When they actually enter combat, their training pays off. They are successful against their enemy.

While teaching his men, “Gunny” Highway is in his own training program, one involving how to relate to his ex-wife and win her back. She is initially hostile, and Highway goes so far as to read Cosmopolitan Magazine in order to learn about the female mind.

Highway is eventually successful in this endeavor, also. At the end of “Heartbreak Ridge”, he wins his wife back.

Highway and Corporal Jones end up with a mutual respect. Jones has proven to be a capable soldier under Highway’s leadership. He goes so far as to tell Highway he intends to make a career  in the Marines.

The Scriptures state the obvious and the not so obvious when it comes to training. The book of Hebrews notes: “No discipline seems pleasant at the time, but painful.

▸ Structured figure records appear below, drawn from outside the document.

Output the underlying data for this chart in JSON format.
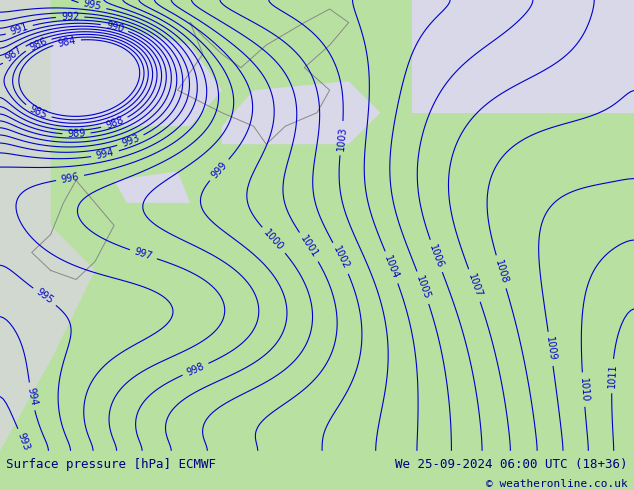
{
  "title_left": "Surface pressure [hPa] ECMWF",
  "title_right": "We 25-09-2024 06:00 UTC (18+36)",
  "copyright": "© weatheronline.co.uk",
  "bg_color_land": "#b8e0a0",
  "bg_color_sea": "#d8d8e8",
  "bg_color_outer": "#c8d8c8",
  "contour_color_blue": "#0000cc",
  "contour_color_black": "#000000",
  "contour_color_red": "#cc0000",
  "pressure_min": 984,
  "pressure_max": 1016,
  "pressure_step": 1,
  "label_fontsize": 7,
  "footer_fontsize": 9,
  "footer_bg": "#e8e8e8",
  "figsize": [
    6.34,
    4.9
  ],
  "dpi": 100
}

Later on, however, it produces a harvest of righteousness and peace for those who have been trained by it.” (Hebrews 12:11). 

What is clear is that discipline hurts. What is not so obvious at the time we endure it is that it has a positive effect in the long run.

The passage in Hebrews 12 also gives some other perspectives:

* God’s discipline is a sign of his love and that we are truly members of His family;

* God disciplines us so that we will live;

* God wants us to become like Him, i.e., holy.

With this perspective, the writer of Hebrews tells us what our response should be. He tells us not to lose heart in the midst of the discipline (Hebrews 12:5b).

We are told to respect God for what He is doing for us and to submit to Him in the training. His intent is for us to build up our weak and lame areas and be healed.

God’s boot camp for me isn’t going to be easy, but in the midst of the hardship there is His grace. He wants to heal me and keep me alive, and He is there to teach me.

Keeping this knowledge in front of me will help me avoid the blues.